Они шли нѣсколько времени молча.
— Когда-то и я жила въ вашемъ свѣтѣ; опротивѣло мнѣ, заперлась дома; и тутъ страхи да ужасти! Куда жь бѣжать? На какой благодатный островъ? Впрочемъ, чтожъ это я васъ поучаю… Вамъ еще жить хочется.
— Я думаю, возразилъ Русановъ.
— А все хотя изъ любопытства желательно бы знать, это васъ такъ привязываетъ къ жизни?
— Развѣ у меня не можетъ быть привязанности?
— У васъ? Полноте!
— Вы думаете, я не способенъ?
— Вы? Полноте!
— Инна Николаевна! Вы вотъ смотрите на меня, да только и говорите, что полноте; а есть ли какая-нибудь возможность выдаваться такъ чтобы вы этого не сказали? Чѣмъ же я виноватъ, что это случается только въ романахъ, да еще въ тѣхъ что Бѣлинскій велитъ Ванькѣ по субботамъ читать…
— Не горячитесь, подите! Какое у васъ смѣшное лицо! вотъ видите!
— Что видѣть-то? Вовсе не то. И теперь можно; только это труднѣй чѣмъ боксомъ дѣйствовать…
— Мы когда-нибудь поговоримъ объ этомъ, а теперь….
Онъ началъ отвязывать отъ крыльца свою лошадь;- я завтра уѣзжаю въ губернію…
— Что у васъ служба, что ли?
— Служба. Прощайте, сказалъ онъ, взявъ ее руку, — вспоминайте иногда, а я….
Она посмотрѣла на него серіозно.
— Я все-таки лучше объ васъ думала, тихо проговорила она.
— Какъ такъ? озадачился онъ.
— Я не думала, чтобъ и вы пошли по избитой колеѣ. Неужели нельзя пробить свою тропинку?
— Вотъ что! Ну это точно, какъ вамъ оказать вѣрнѣе, выше или ниже силъ… Помните, Лермонтовъ говоритъ, что живетъ, точно читаетъ дурной переводъ книги, послѣ оригинала? Да, горько, когда жизнь разбиваетъ воѣ мечты, а намъ и того хуже; мы опытны….
— То-есть?
— То-есть, у насъ и мечты-то никакой нѣтъ, нечѣмъ и въ молодости-то было скрасить дѣйствительность.
— А лазѣйку нашли, гдѣ можно ничего не дѣлать? Странно!
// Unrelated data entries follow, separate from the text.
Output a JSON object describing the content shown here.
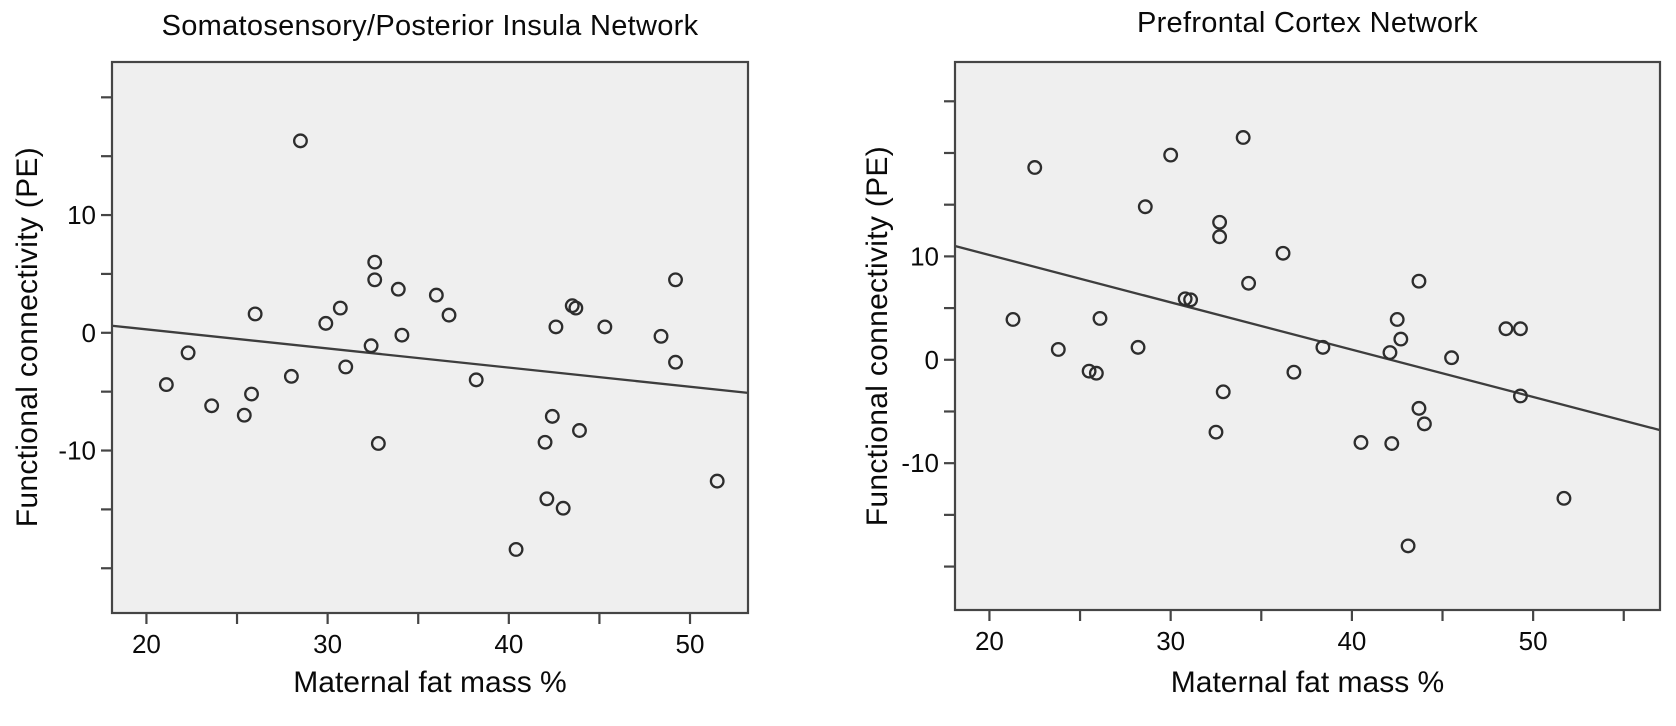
{
  "style": {
    "background": "#ffffff",
    "panel_background": "#efefef",
    "axis_color": "#454545",
    "marker_color": "#2d2d2d",
    "trend_color": "#3d3d3d",
    "text_color": "#0a0a0a"
  },
  "chart_data": [
    {
      "type": "scatter",
      "title": "Somatosensory/Posterior Insula Network",
      "xlabel": "Maternal fat mass %",
      "ylabel": "Functional connectivity (PE)",
      "xlim": [
        18.1,
        53.2
      ],
      "ylim": [
        -23.8,
        23.0
      ],
      "x_ticks": [
        20,
        25,
        30,
        35,
        40,
        45,
        50
      ],
      "x_labeled_ticks": [
        20,
        30,
        40,
        50
      ],
      "y_ticks": [
        -20,
        -15,
        -10,
        -5,
        0,
        5,
        10,
        15,
        20
      ],
      "y_labeled_ticks": [
        -10,
        0,
        10
      ],
      "grid": false,
      "legend": "none",
      "marker": "open-circle",
      "points": [
        [
          28.5,
          16.3
        ],
        [
          32.6,
          6.0
        ],
        [
          32.6,
          4.5
        ],
        [
          33.9,
          3.7
        ],
        [
          26.0,
          1.6
        ],
        [
          30.7,
          2.1
        ],
        [
          29.9,
          0.8
        ],
        [
          36.0,
          3.2
        ],
        [
          36.7,
          1.5
        ],
        [
          43.5,
          2.3
        ],
        [
          43.7,
          2.1
        ],
        [
          42.6,
          0.5
        ],
        [
          45.3,
          0.5
        ],
        [
          49.2,
          4.5
        ],
        [
          22.3,
          -1.7
        ],
        [
          21.1,
          -4.4
        ],
        [
          23.6,
          -6.2
        ],
        [
          25.8,
          -5.2
        ],
        [
          25.4,
          -7.0
        ],
        [
          28.0,
          -3.7
        ],
        [
          31.0,
          -2.9
        ],
        [
          32.4,
          -1.1
        ],
        [
          32.8,
          -9.4
        ],
        [
          34.1,
          -0.2
        ],
        [
          38.2,
          -4.0
        ],
        [
          42.4,
          -7.1
        ],
        [
          43.9,
          -8.3
        ],
        [
          42.0,
          -9.3
        ],
        [
          51.5,
          -12.6
        ],
        [
          42.1,
          -14.1
        ],
        [
          43.0,
          -14.9
        ],
        [
          40.4,
          -18.4
        ],
        [
          49.2,
          -2.5
        ],
        [
          48.4,
          -0.3
        ]
      ],
      "trend_line": {
        "x1": 18.1,
        "y1": 0.6,
        "x2": 53.2,
        "y2": -5.1
      }
    },
    {
      "type": "scatter",
      "title": "Prefrontal Cortex Network",
      "xlabel": "Maternal fat mass %",
      "ylabel": "Functional connectivity (PE)",
      "xlim": [
        18.1,
        57.0
      ],
      "ylim": [
        -24.2,
        28.8
      ],
      "x_ticks": [
        20,
        25,
        30,
        35,
        40,
        45,
        50,
        55
      ],
      "x_labeled_ticks": [
        20,
        30,
        40,
        50
      ],
      "y_ticks": [
        -20,
        -15,
        -10,
        -5,
        0,
        5,
        10,
        15,
        20,
        25
      ],
      "y_labeled_ticks": [
        -10,
        0,
        10
      ],
      "grid": false,
      "legend": "none",
      "marker": "open-circle",
      "points": [
        [
          22.5,
          18.6
        ],
        [
          30.0,
          19.8
        ],
        [
          34.0,
          21.5
        ],
        [
          28.6,
          14.8
        ],
        [
          32.7,
          13.3
        ],
        [
          32.7,
          11.9
        ],
        [
          36.2,
          10.3
        ],
        [
          34.3,
          7.4
        ],
        [
          30.8,
          5.9
        ],
        [
          31.1,
          5.8
        ],
        [
          21.3,
          3.9
        ],
        [
          26.1,
          4.0
        ],
        [
          43.7,
          7.6
        ],
        [
          42.5,
          3.9
        ],
        [
          48.5,
          3.0
        ],
        [
          49.3,
          3.0
        ],
        [
          23.8,
          1.0
        ],
        [
          25.5,
          -1.1
        ],
        [
          25.9,
          -1.3
        ],
        [
          28.2,
          1.2
        ],
        [
          32.9,
          -3.1
        ],
        [
          32.5,
          -7.0
        ],
        [
          36.8,
          -1.2
        ],
        [
          38.4,
          1.2
        ],
        [
          42.7,
          2.0
        ],
        [
          42.1,
          0.7
        ],
        [
          45.5,
          0.2
        ],
        [
          49.3,
          -3.5
        ],
        [
          43.7,
          -4.7
        ],
        [
          44.0,
          -6.2
        ],
        [
          40.5,
          -8.0
        ],
        [
          42.2,
          -8.1
        ],
        [
          51.7,
          -13.4
        ],
        [
          43.1,
          -18.0
        ]
      ],
      "trend_line": {
        "x1": 18.1,
        "y1": 11.0,
        "x2": 57.0,
        "y2": -6.8
      }
    }
  ]
}
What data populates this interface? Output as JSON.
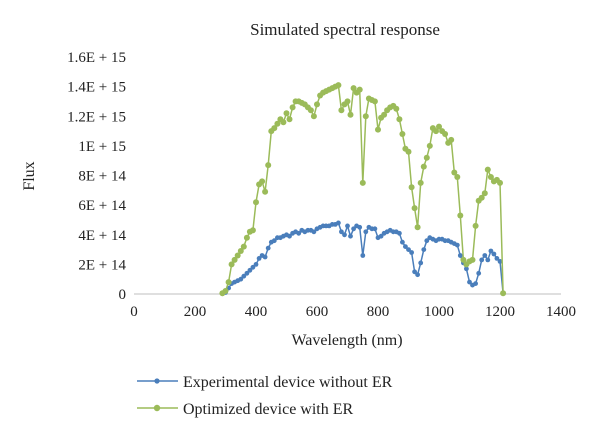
{
  "chart_data": {
    "type": "line",
    "title": "Simulated spectral response",
    "xlabel": "Wavelength (nm)",
    "ylabel": "Flux",
    "xlim": [
      0,
      1400
    ],
    "ylim": [
      0,
      1600000000000000.0
    ],
    "x_ticks": [
      0,
      200,
      400,
      600,
      800,
      1000,
      1200,
      1400
    ],
    "x_tick_labels": [
      "0",
      "200",
      "400",
      "600",
      "800",
      "1000",
      "1200",
      "1400"
    ],
    "y_ticks": [
      0,
      200000000000000.0,
      400000000000000.0,
      600000000000000.0,
      800000000000000.0,
      1000000000000000.0,
      1200000000000000.0,
      1400000000000000.0,
      1600000000000000.0
    ],
    "y_tick_labels": [
      "0",
      "2E + 14",
      "4E + 14",
      "6E + 14",
      "8E + 14",
      "1E + 15",
      "1.2E + 15",
      "1.4E + 15",
      "1.6E + 15"
    ],
    "grid": false,
    "legend_position": "bottom",
    "series": [
      {
        "name": "Experimental device without ER",
        "color": "#4a7ebb",
        "marker": "circle",
        "x": [
          290,
          300,
          310,
          320,
          330,
          340,
          350,
          360,
          370,
          380,
          390,
          400,
          410,
          420,
          430,
          440,
          450,
          460,
          470,
          480,
          490,
          500,
          510,
          520,
          530,
          540,
          550,
          560,
          570,
          580,
          590,
          600,
          610,
          620,
          630,
          640,
          650,
          660,
          670,
          680,
          690,
          700,
          710,
          720,
          730,
          740,
          750,
          760,
          770,
          780,
          790,
          800,
          810,
          820,
          830,
          840,
          850,
          860,
          870,
          880,
          890,
          900,
          910,
          920,
          930,
          940,
          950,
          960,
          970,
          980,
          990,
          1000,
          1010,
          1020,
          1030,
          1040,
          1050,
          1060,
          1070,
          1080,
          1090,
          1100,
          1110,
          1120,
          1130,
          1140,
          1150,
          1160,
          1170,
          1180,
          1190,
          1200,
          1210
        ],
        "y": [
          2000000000000.0,
          10000000000000.0,
          40000000000000.0,
          70000000000000.0,
          80000000000000.0,
          90000000000000.0,
          100000000000000.0,
          120000000000000.0,
          140000000000000.0,
          160000000000000.0,
          180000000000000.0,
          200000000000000.0,
          240000000000000.0,
          260000000000000.0,
          250000000000000.0,
          310000000000000.0,
          350000000000000.0,
          360000000000000.0,
          380000000000000.0,
          380000000000000.0,
          390000000000000.0,
          400000000000000.0,
          390000000000000.0,
          410000000000000.0,
          420000000000000.0,
          410000000000000.0,
          430000000000000.0,
          420000000000000.0,
          430000000000000.0,
          430000000000000.0,
          420000000000000.0,
          440000000000000.0,
          450000000000000.0,
          460000000000000.0,
          460000000000000.0,
          460000000000000.0,
          470000000000000.0,
          470000000000000.0,
          480000000000000.0,
          420000000000000.0,
          400000000000000.0,
          460000000000000.0,
          390000000000000.0,
          440000000000000.0,
          460000000000000.0,
          450000000000000.0,
          260000000000000.0,
          420000000000000.0,
          450000000000000.0,
          440000000000000.0,
          440000000000000.0,
          380000000000000.0,
          390000000000000.0,
          410000000000000.0,
          420000000000000.0,
          430000000000000.0,
          420000000000000.0,
          420000000000000.0,
          410000000000000.0,
          350000000000000.0,
          320000000000000.0,
          300000000000000.0,
          280000000000000.0,
          150000000000000.0,
          130000000000000.0,
          210000000000000.0,
          300000000000000.0,
          360000000000000.0,
          380000000000000.0,
          370000000000000.0,
          360000000000000.0,
          370000000000000.0,
          370000000000000.0,
          360000000000000.0,
          360000000000000.0,
          350000000000000.0,
          340000000000000.0,
          330000000000000.0,
          260000000000000.0,
          210000000000000.0,
          170000000000000.0,
          80000000000000.0,
          60000000000000.0,
          70000000000000.0,
          140000000000000.0,
          230000000000000.0,
          260000000000000.0,
          230000000000000.0,
          290000000000000.0,
          270000000000000.0,
          240000000000000.0,
          220000000000000.0,
          5000000000000.0
        ]
      },
      {
        "name": "Optimized device with ER",
        "color": "#9bbb59",
        "marker": "circle",
        "x": [
          290,
          300,
          310,
          320,
          330,
          340,
          350,
          360,
          370,
          380,
          390,
          400,
          410,
          420,
          430,
          440,
          450,
          460,
          470,
          480,
          490,
          500,
          510,
          520,
          530,
          540,
          550,
          560,
          570,
          580,
          590,
          600,
          610,
          620,
          630,
          640,
          650,
          660,
          670,
          680,
          690,
          700,
          710,
          720,
          730,
          740,
          750,
          760,
          770,
          780,
          790,
          800,
          810,
          820,
          830,
          840,
          850,
          860,
          870,
          880,
          890,
          900,
          910,
          920,
          930,
          940,
          950,
          960,
          970,
          980,
          990,
          1000,
          1010,
          1020,
          1030,
          1040,
          1050,
          1060,
          1070,
          1080,
          1090,
          1100,
          1110,
          1120,
          1130,
          1140,
          1150,
          1160,
          1170,
          1180,
          1190,
          1200,
          1210
        ],
        "y": [
          5000000000000.0,
          20000000000000.0,
          80000000000000.0,
          200000000000000.0,
          230000000000000.0,
          260000000000000.0,
          290000000000000.0,
          320000000000000.0,
          380000000000000.0,
          420000000000000.0,
          430000000000000.0,
          620000000000000.0,
          740000000000000.0,
          760000000000000.0,
          690000000000000.0,
          870000000000000.0,
          1100000000000000.0,
          1120000000000000.0,
          1150000000000000.0,
          1180000000000000.0,
          1160000000000000.0,
          1220000000000000.0,
          1180000000000000.0,
          1260000000000000.0,
          1300000000000000.0,
          1300000000000000.0,
          1290000000000000.0,
          1280000000000000.0,
          1260000000000000.0,
          1240000000000000.0,
          1200000000000000.0,
          1280000000000000.0,
          1340000000000000.0,
          1360000000000000.0,
          1370000000000000.0,
          1380000000000000.0,
          1390000000000000.0,
          1400000000000000.0,
          1410000000000000.0,
          1240000000000000.0,
          1280000000000000.0,
          1300000000000000.0,
          1210000000000000.0,
          1390000000000000.0,
          1360000000000000.0,
          1380000000000000.0,
          750000000000000.0,
          1200000000000000.0,
          1320000000000000.0,
          1310000000000000.0,
          1300000000000000.0,
          1110000000000000.0,
          1190000000000000.0,
          1210000000000000.0,
          1240000000000000.0,
          1260000000000000.0,
          1270000000000000.0,
          1250000000000000.0,
          1180000000000000.0,
          1080000000000000.0,
          980000000000000.0,
          960000000000000.0,
          720000000000000.0,
          580000000000000.0,
          450000000000000.0,
          750000000000000.0,
          860000000000000.0,
          920000000000000.0,
          1000000000000000.0,
          1120000000000000.0,
          1100000000000000.0,
          1130000000000000.0,
          1100000000000000.0,
          1080000000000000.0,
          1020000000000000.0,
          1040000000000000.0,
          820000000000000.0,
          790000000000000.0,
          530000000000000.0,
          230000000000000.0,
          200000000000000.0,
          220000000000000.0,
          230000000000000.0,
          460000000000000.0,
          630000000000000.0,
          650000000000000.0,
          680000000000000.0,
          840000000000000.0,
          790000000000000.0,
          760000000000000.0,
          770000000000000.0,
          750000000000000.0,
          5000000000000.0
        ]
      }
    ]
  }
}
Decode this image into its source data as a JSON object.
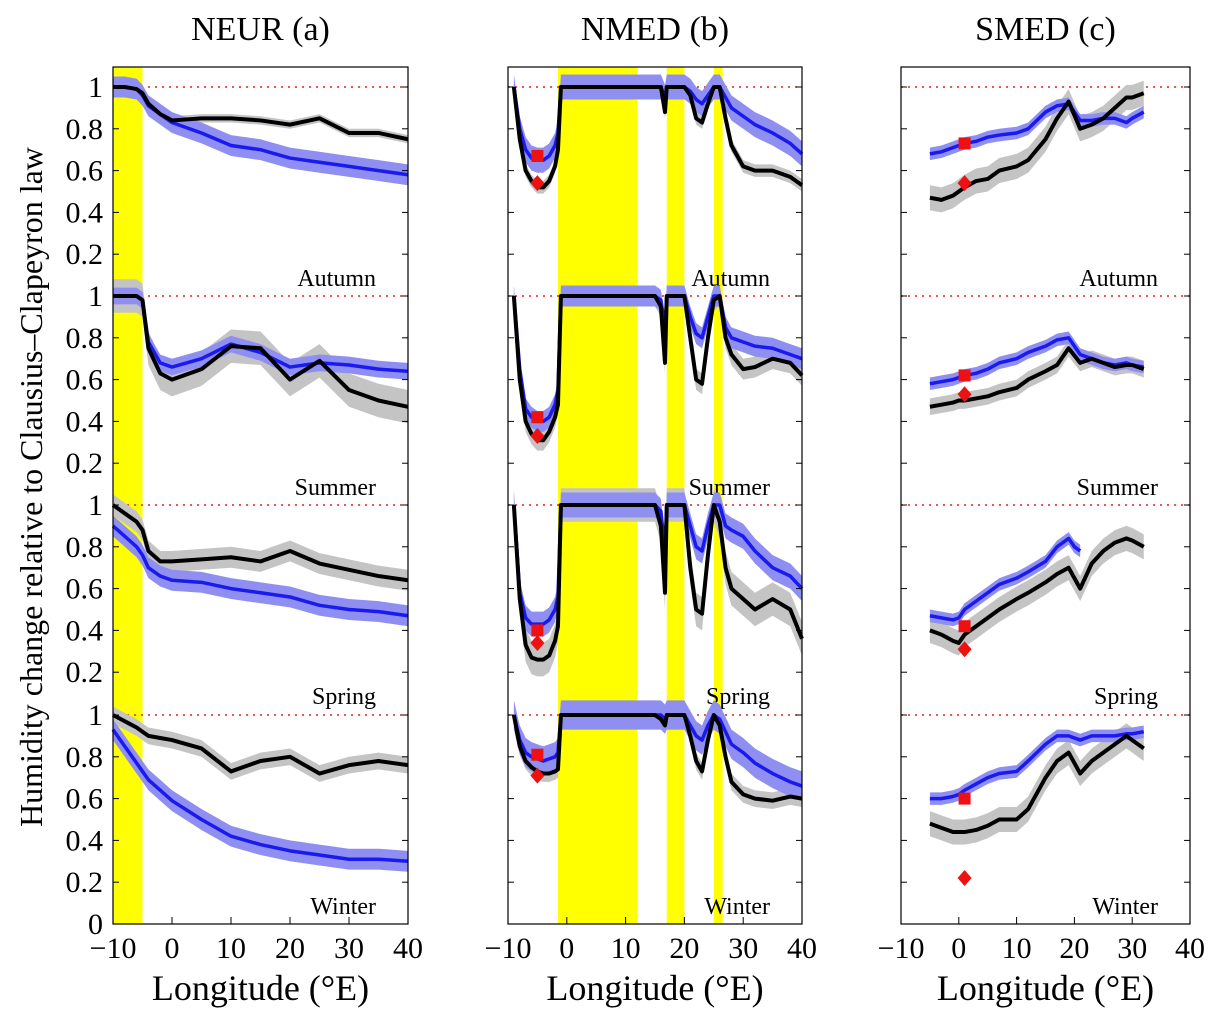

— Инна Николаевна, да кто жь мнѣ мѣшалъ жить въ Москвѣ, сложа руки? Тамъ у меня и домъ есть и доходъ порядочный. Нѣтъ, это мое убѣжденіе, только такъ и можно что-нибудь сдѣлать; все остальное безсильно….
— Ну, помогите мнѣ написать въ Искру стихи. Начнемъ такъ:
а окончимъ:
— Некогда, некогда, говорилъ Русановъ, усаживаясь на дрожки.
— Пхе! подумала Инна, глядя ему вслѣдъ. — И у этихъ добровольныхъ бываютъ вспышки! Тоже, поди, чай и любовишка есть, и честишка водится; и проживетъ, не пропадетъ.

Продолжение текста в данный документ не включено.